What Are We Doing to our Kids?

The CSPs are still in hibernation, with tryouts just getting over and teams starting to practice, so I present instead a jarring article from the NYT Magazine about the high rate of injuries - particularly ALC injuries, but also concussions - in girls' sports.

Rich and Maria Pierson never had to push Janelle into soccer or to
reach for higher-level teams, and they certainly never berated her
after bad games. These types do exist, stereotypical “Little League
parents,” but it is far more difficult than some imagine to push a
reluctant child into sports, especially at a level that demands great
commitment. Children may acquiesce for a while, but all but the most
passive or abused will eventually rebel and shut down.

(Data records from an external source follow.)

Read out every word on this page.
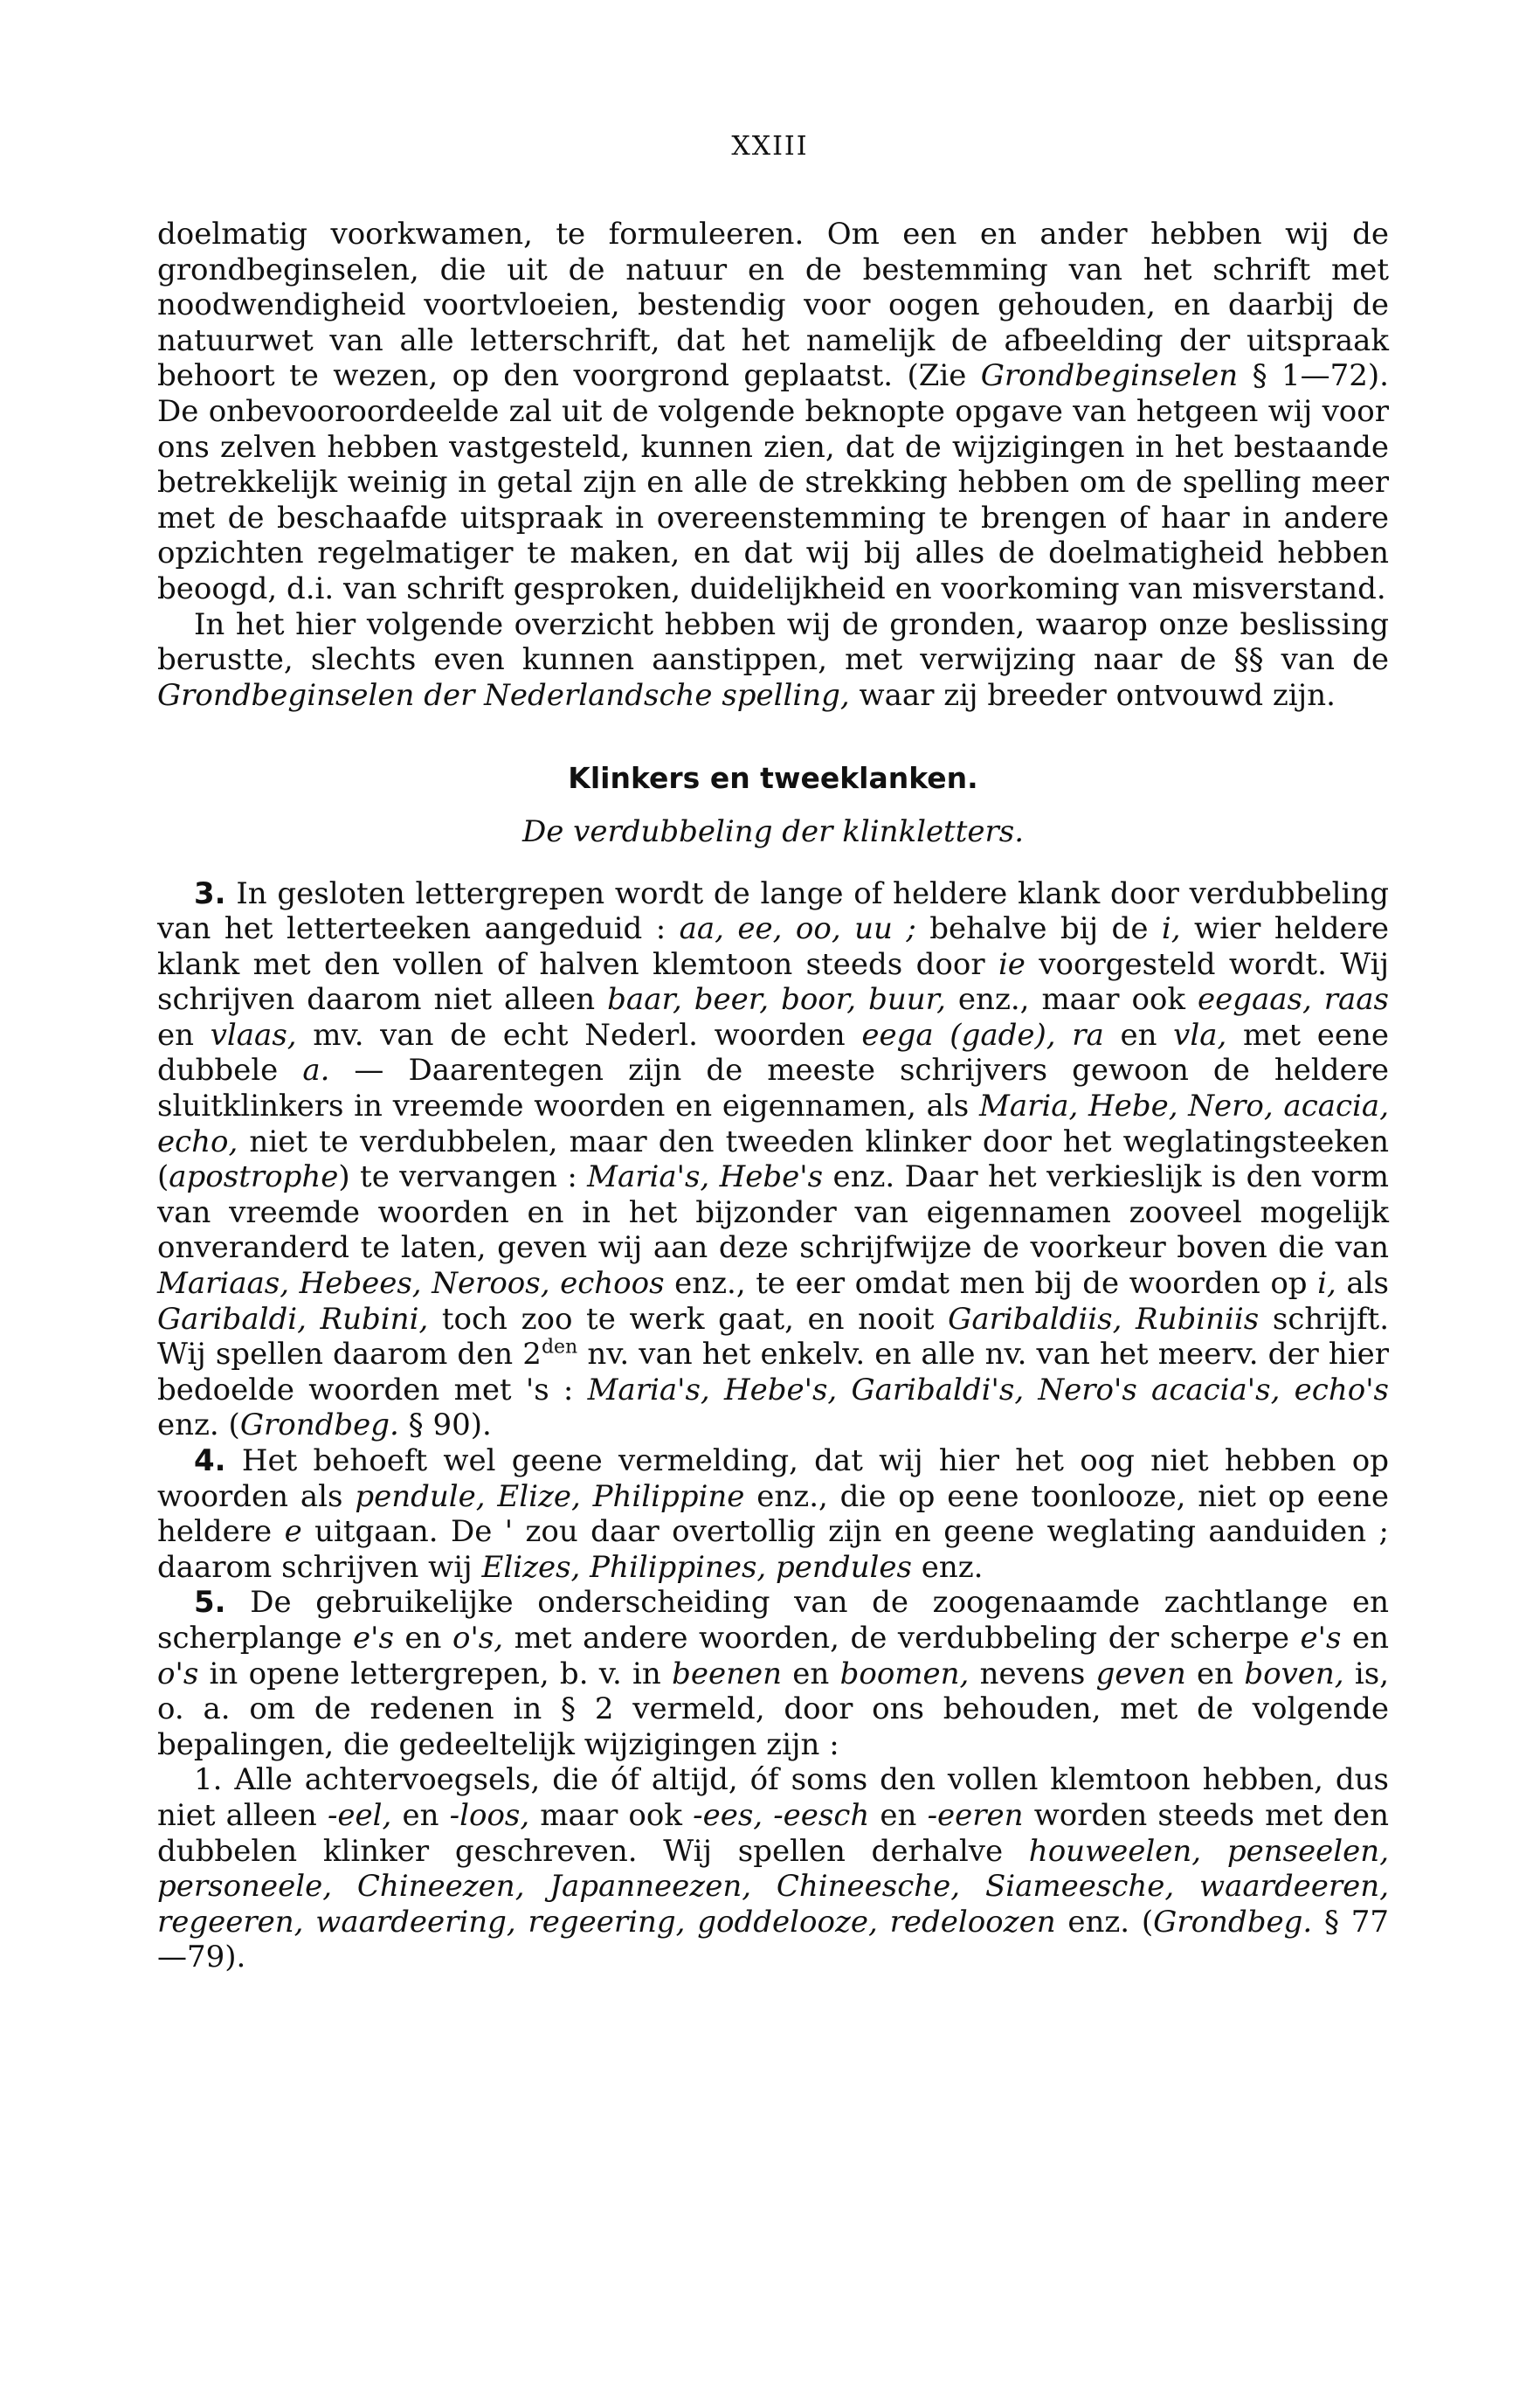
XXIII

doelmatig voorkwamen, te formuleeren. Om een en ander hebben wij de grondbeginselen, die uit de natuur en de bestemming van het schrift met noodwendigheid voortvloeien, bestendig voor oogen gehouden, en daarbij de natuurwet van alle letterschrift, dat het namelijk de afbeelding der uitspraak behoort te wezen, op den voorgrond geplaatst. (Zie Grondbeginselen § 1—72). De onbevooroordeelde zal uit de volgende beknopte opgave van hetgeen wij voor ons zelven hebben vastgesteld, kunnen zien, dat de wijzigingen in het bestaande betrekkelijk weinig in getal zijn en alle de strekking hebben om de spelling meer met de beschaafde uitspraak in overeenstemming te brengen of haar in andere opzichten regelmatiger te maken, en dat wij bij alles de doelmatigheid hebben beoogd, d.i. van schrift gesproken, duidelijkheid en voorkoming van misverstand.

In het hier volgende overzicht hebben wij de gronden, waarop onze beslissing berustte, slechts even kunnen aanstippen, met verwijzing naar de §§ van de Grondbeginselen der Nederlandsche spelling, waar zij breeder ontvouwd zijn.

Klinkers en tweeklanken.

De verdubbeling der klinkletters.

3. In gesloten lettergrepen wordt de lange of heldere klank door verdubbeling van het letterteeken aangeduid : aa, ee, oo, uu ; behalve bij de i, wier heldere klank met den vollen of halven klemtoon steeds door ie voorgesteld wordt. Wij schrijven daarom niet alleen baar, beer, boor, buur, enz., maar ook eegaas, raas en vlaas, mv. van de echt Nederl. woorden eega (gade), ra en vla, met eene dubbele a. — Daarentegen zijn de meeste schrijvers gewoon de heldere sluitklinkers in vreemde woorden en eigennamen, als Maria, Hebe, Nero, acacia, echo, niet te verdubbelen, maar den tweeden klinker door het weglatingsteeken (apostrophe) te vervangen : Maria's, Hebe's enz. Daar het verkieslijk is den vorm van vreemde woorden en in het bijzonder van eigennamen zooveel mogelijk onveranderd te laten, geven wij aan deze schrijfwijze de voorkeur boven die van Mariaas, Hebees, Neroos, echoos enz., te eer omdat men bij de woorden op i, als Garibaldi, Rubini, toch zoo te werk gaat, en nooit Garibaldiis, Rubiniis schrijft. Wij spellen daarom den $2^{den}$ nv. van het enkelv. en alle nv. van het meerv. der hier bedoelde woorden met 's : Maria's, Hebe's, Garibaldi's, Nero's acacia's, echo's enz. (Grondbeg. § 90).

4. Het behoeft wel geene vermelding, dat wij hier het oog niet hebben op woorden als pendule, Elize, Philippine enz., die op eene toonlooze, niet op eene heldere e uitgaan. De ' zou daar overtollig zijn en geene weglating aanduiden ; daarom schrijven wij Elizes, Philippines, pendules enz.

5. De gebruikelijke onderscheiding van de zoogenaamde zachtlange en scherplange e's en o's, met andere woorden, de verdubbeling der scherpe e's en o's in opene lettergrepen, b. v. in beenen en boomen, nevens geven en boven, is, o. a. om de redenen in § 2 vermeld, door ons behouden, met de volgende bepalingen, die gedeeltelijk wijzigingen zijn :

1. Alle achtervoegsels, die óf altijd, óf soms den vollen klemtoon hebben, dus niet alleen -eel, en -loos, maar ook -ees, -eesch en -eeren worden steeds met den dubbelen klinker geschreven. Wij spellen derhalve houweelen, penseelen, personeele, Chineezen, Japanneezen, Chineesche, Siameesche, waardeeren, regeeren, waardeering, regeering, goddelooze, redeloozen enz. (Grondbeg. § 77—79).
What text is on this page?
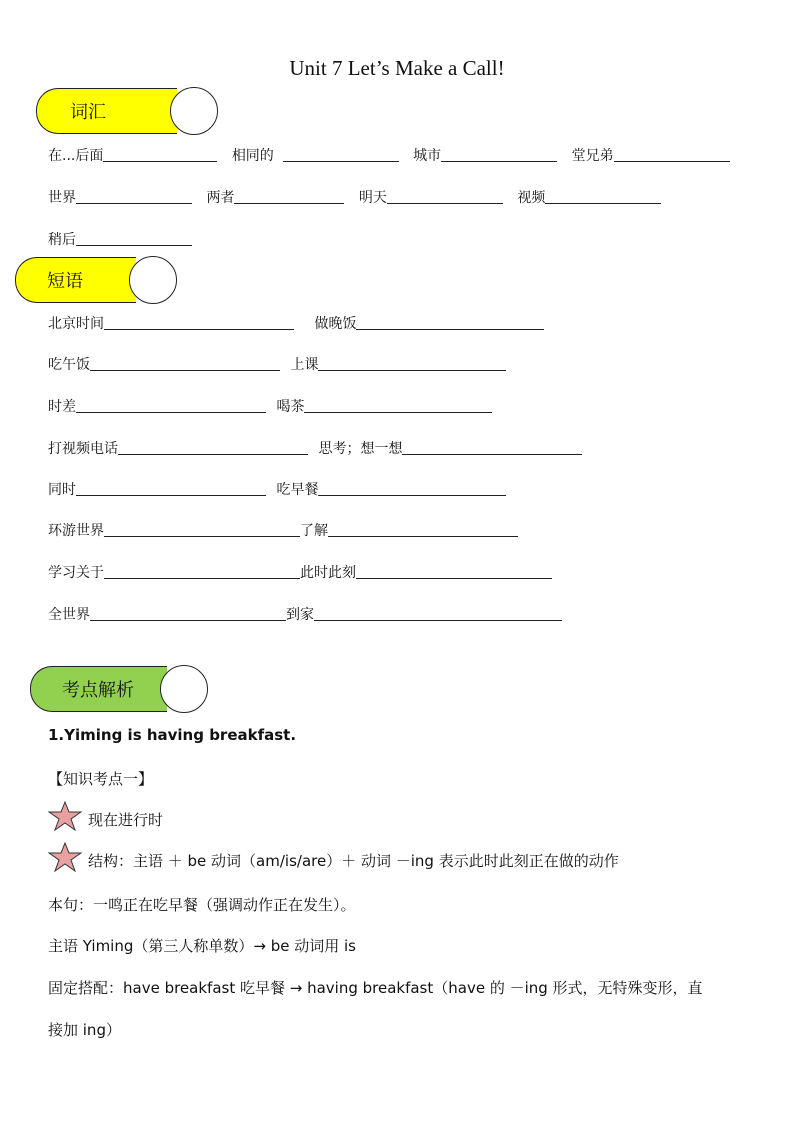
Unit 7 Let’s Make a Call!
词汇
短语
在...后面	相同的	城市	堂兄弟
世界	两者	明天	视频
稍后
北京时间	做晚饭
吃午饭	上课
时差	喝茶
打视频电话	思考；想一想
同时	吃早餐
环游世界	了解
学习关于	此时此刻
全世界	到家
考点解析
1.Yiming is having breakfast.
【知识考点一】
现在进行时
结构：主语 ＋ be 动词（am/is/are）＋ 动词 －ing 表示此时此刻正在做的动作
本句：一鸣正在吃早餐（强调动作正在发生）。
主语 Yiming（第三人称单数）→ be 动词用 is
固定搭配：have breakfast 吃早餐 → having breakfast（have 的 －ing 形式，无特殊变形，直
接加 ing）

I found a different syndrome: parents of highly motivated, athletic
children who are supportive of their kids’ sports but bewildered by the
culture. The children, often as not, are the ones leading the way, and
the whole family gets pulled along in ways it never anticipated. “We
had no idea what we were getting into,” Rich Pierson said. “You just
feel your way as you go. She started playing with a local team, just
once or twice a week, then began with the travel team, and after that
it just builds on up.”



At what age should a young athlete begin traveling to out-of-town
tournaments? How many days a week should she be playing? When should
she give up her other sports? The professional coach is usually not
equipped to know what’s best, but he wields tremendous influence all
the same, sometimes by threat. He makes the schedules and sets the
rules, and a child who does not go along risks losing her place on the
team.



“Parents’ hearts are usually in the right place,” says Colleen Hacker, a sports-psychology
consultant who has worked with athletes from the preadolescent up
through the college, Olympic and professional ranks. “I don’t think
anybody’s saying, ‘Honey, how do we screw them up tomorrow?’ But the
attention, judgment and objectivity that parents bring to their work
lives and other spheres of importance, they don’t bring to their kids’
sports.”



The club structure is the driving force behind the trend toward
early specialization in one sport — and, by extension, a primary cause
of injuries. To play multiple sports is, in the best sense, childlike.
It’s fun. You move on from one good thing to the next. But to
specialize conveys a seriousness of purpose. It seems to be leading
somewhere — even if, in fact, the real destination is burnout or injury.